||In recent years, noisy intermediate-scale quantum computer (NISQ) has appeared, and it is expected that quantum algorithms running on NISQ will be applied to quantum chemistry and materials development.
In NISQ research, since the actual quantum computer is still developing, it is important to evaluate the performance by the simulation with classical computer. In the simulations with conventional computers, computation time and memory consumption increase exponentially with the number of qubits, so it is important for NISQ research to execute it faster with parallel computers.
In the simulation with the classical computer, since computation time and the amount of memory are
exponentially increased with the number of qubits, it is important to execute such numerical simulations fast with parallel computer.
In this study, we propose how to accelerate a simulation of quantum dynamics using a GPU.

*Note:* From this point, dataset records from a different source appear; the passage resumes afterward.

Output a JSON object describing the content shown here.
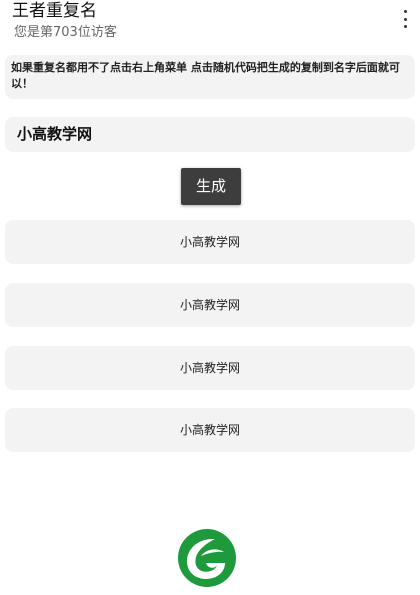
{
  "header": {
    "title": "王者重复名",
    "visitor_text": "您是第703位访客",
    "menu_icon": "more-vert-icon"
  },
  "notice": {
    "text": "如果重复名都用不了点击右上角菜单 点击随机代码把生成的复制到名字后面就可以！"
  },
  "input": {
    "value": "小高教学网"
  },
  "generate_button": {
    "label": "生成"
  },
  "results": [
    {
      "text": "小高教学网"
    },
    {
      "text": "小高教学网"
    },
    {
      "text": "小高教学网"
    },
    {
      "text": "小高教学网"
    }
  ],
  "logo": {
    "icon": "leaf-logo-icon",
    "color": "#1e9a3c"
  }
}
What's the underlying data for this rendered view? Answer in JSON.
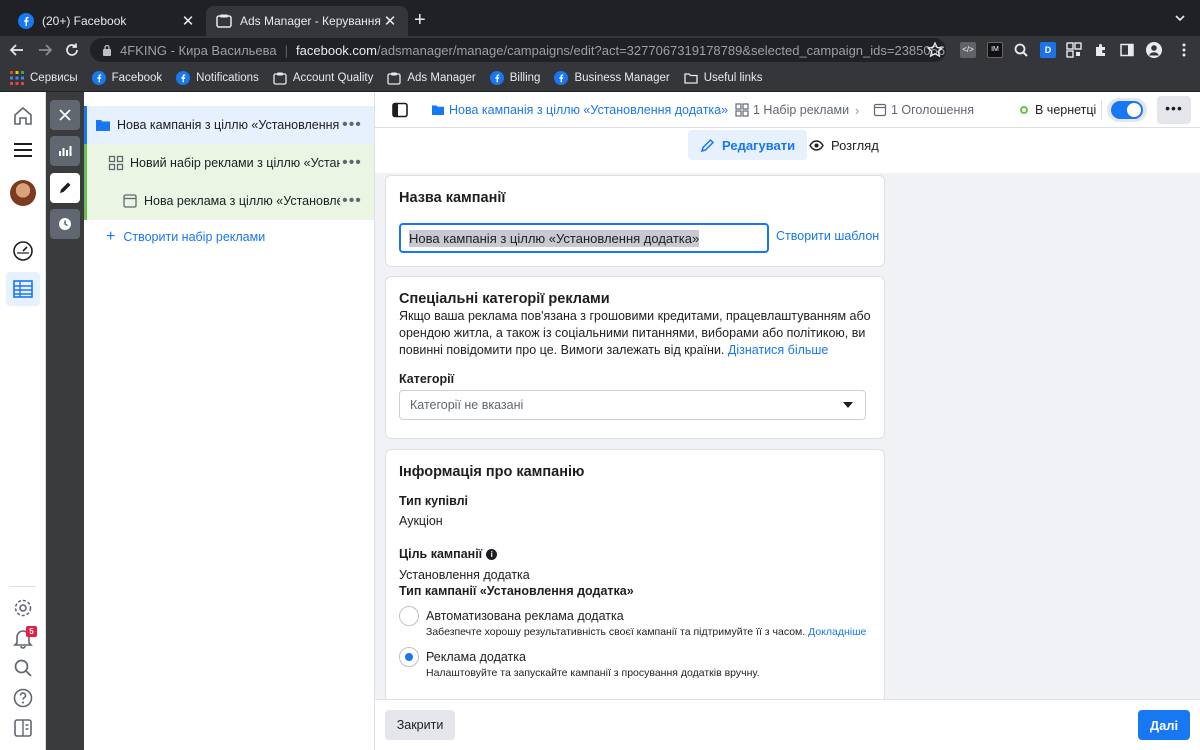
{
  "browser": {
    "tabs": [
      {
        "title": "(20+) Facebook",
        "active": false
      },
      {
        "title": "Ads Manager - Керування рек",
        "active": true
      }
    ],
    "profile": "4FKING - Кира Васильева",
    "url_domain": "facebook.com",
    "url_path": "/adsmanager/manage/campaigns/edit?act=3277067319178789&selected_campaign_ids=23850565...",
    "bookmarks": [
      {
        "label": "Сервисы",
        "icon": "apps-grid-icon"
      },
      {
        "label": "Facebook",
        "icon": "facebook-icon"
      },
      {
        "label": "Notifications",
        "icon": "facebook-icon"
      },
      {
        "label": "Account Quality",
        "icon": "bookmark-page-icon"
      },
      {
        "label": "Ads Manager",
        "icon": "bookmark-page-icon"
      },
      {
        "label": "Billing",
        "icon": "facebook-icon"
      },
      {
        "label": "Business Manager",
        "icon": "facebook-icon"
      },
      {
        "label": "Useful links",
        "icon": "folder-icon"
      }
    ]
  },
  "leftnav": {
    "notifications_count": "5"
  },
  "tree": {
    "campaign": "Нова кампанія з ціллю «Установлення додатка»",
    "adset": "Новий набір реклами з ціллю «Установлення додатка»",
    "ad": "Нова реклама з ціллю «Установлення додатка»",
    "create_adset": "Створити набір реклами"
  },
  "topbar": {
    "crumb_campaign": "Нова кампанія з ціллю «Установлення додатка»",
    "crumb_adsets": "1 Набір реклами",
    "crumb_ads": "1 Оголошення",
    "status": "В чернетці",
    "more": "•••"
  },
  "modes": {
    "edit": "Редагувати",
    "view": "Розгляд"
  },
  "campaign_name": {
    "heading": "Назва кампанії",
    "value": "Нова кампанія з ціллю «Установлення додатка»",
    "template_link": "Створити шаблон"
  },
  "special": {
    "heading": "Спеціальні категорії реклами",
    "description": "Якщо ваша реклама пов'язана з грошовими кредитами, працевлаштуванням або орендою житла, а також із соціальними питаннями, виборами або політикою, ви повинні повідомити про це. Вимоги залежать від країни.",
    "learn_more": "Дізнатися більше",
    "categories_label": "Категорії",
    "categories_value": "Категорії не вказані"
  },
  "info": {
    "heading": "Інформація про кампанію",
    "buying_type_label": "Тип купівлі",
    "buying_type_value": "Аукціон",
    "objective_label": "Ціль кампанії",
    "objective_value": "Установлення додатка",
    "campaign_type_label": "Тип кампанії «Установлення додатка»",
    "options": [
      {
        "title": "Автоматизована реклама додатка",
        "subtitle": "Забезпечте хорошу результативність своєї кампанії та підтримуйте її з часом.",
        "link": "Докладніше",
        "selected": false
      },
      {
        "title": "Реклама додатка",
        "subtitle": "Налаштовуйте та запускайте кампанії з просування додатків вручну.",
        "link": "",
        "selected": true
      }
    ]
  },
  "footer": {
    "close": "Закрити",
    "next": "Далі"
  },
  "colors": {
    "accent": "#1877f2",
    "draft_green": "#6bbf4e",
    "chrome_dark": "#202124"
  }
}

Extending the quantum circuit simulator 'qulacs', we simulate the quantum circuit obtained by applying the Trotter-Suzuki expansion to the quantum dynamics.
It is successful that the execution time of the simulation is greatly improved by parallelizing operations that can be diagonalized.
When we apply this scheme to a time dependent dynamics of fully-connected transverse Ising model, it is confirmed that the GPU model is 100 times faster than the CPU one.
This method can also be applied to the general Hamiltonian, and is useful for evaluating quantum algorithms such as quantum annealing and quantum chemistry.